WE’VE uncovered these photos from 1940 from our archives, which show how Southenders were playing their part in the drive for scrap metal during the Second World War.

Metals were desperately needed for the war effort, to build ships, planes, tanks, bombs and gun parts.

In December 1939 the Ministry of Supply had introduced the National Salvage Scheme. For this scheme to work efficiently, the Women’s Voluntary Services launched a substantial campaign in February 1940 to assist the authorities in any way possible in helping to collect metal in all shapes and forms.

As you can see in our photo gallery, the local WVS based in Victoria Avenue, Southend, were galvanised into action and set about collecting tonnes of metal- from mountains of pots and pans to tin foil and even car number plates

Salvaging squads made up of local volunteers, sought metal wherever they could find it. Collection was often laborious and difficult. Among the images in our gallery show old metal tram lines being dug up from Eastern Esplanade and even the huge old naval gun, which stood on the Cliffs, being taken down to be used for scrap for munitions.

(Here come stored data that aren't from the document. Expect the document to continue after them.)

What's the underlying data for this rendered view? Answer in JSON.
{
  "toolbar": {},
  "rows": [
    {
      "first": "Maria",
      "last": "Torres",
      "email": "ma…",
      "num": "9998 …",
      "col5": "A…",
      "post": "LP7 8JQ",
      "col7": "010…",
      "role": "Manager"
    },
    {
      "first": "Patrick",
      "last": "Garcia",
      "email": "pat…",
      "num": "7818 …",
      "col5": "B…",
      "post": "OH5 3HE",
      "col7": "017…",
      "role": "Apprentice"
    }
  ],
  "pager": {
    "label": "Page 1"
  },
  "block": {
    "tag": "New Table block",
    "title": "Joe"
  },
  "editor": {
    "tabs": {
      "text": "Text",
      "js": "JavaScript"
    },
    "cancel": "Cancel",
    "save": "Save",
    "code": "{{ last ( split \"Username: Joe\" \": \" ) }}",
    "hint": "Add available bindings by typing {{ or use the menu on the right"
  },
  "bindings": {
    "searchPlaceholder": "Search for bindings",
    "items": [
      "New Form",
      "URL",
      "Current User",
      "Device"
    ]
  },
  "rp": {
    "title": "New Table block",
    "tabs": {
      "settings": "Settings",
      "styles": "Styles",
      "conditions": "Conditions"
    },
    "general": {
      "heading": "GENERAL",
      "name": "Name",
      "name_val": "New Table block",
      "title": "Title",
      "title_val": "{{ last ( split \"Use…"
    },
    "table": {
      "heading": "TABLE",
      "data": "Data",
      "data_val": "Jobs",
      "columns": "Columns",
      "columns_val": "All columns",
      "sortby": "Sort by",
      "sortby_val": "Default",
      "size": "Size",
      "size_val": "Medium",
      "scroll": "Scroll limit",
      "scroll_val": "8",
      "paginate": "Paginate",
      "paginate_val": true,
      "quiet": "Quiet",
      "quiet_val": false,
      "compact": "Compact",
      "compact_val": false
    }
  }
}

A call for scrap metal to recycle into Spitfires also resulted in the removal of decorative iron railings surrounding many civic spaces, as one of our photos shows when ornamental chains were taken down from a Southend housing estate.

Around this time in 1940, other measures were being put in place to thwart the threat of a German invasion.

Almost 2,000 anti tank blocks were placed along the full length of Southend Seafront and would remain there for the next three years.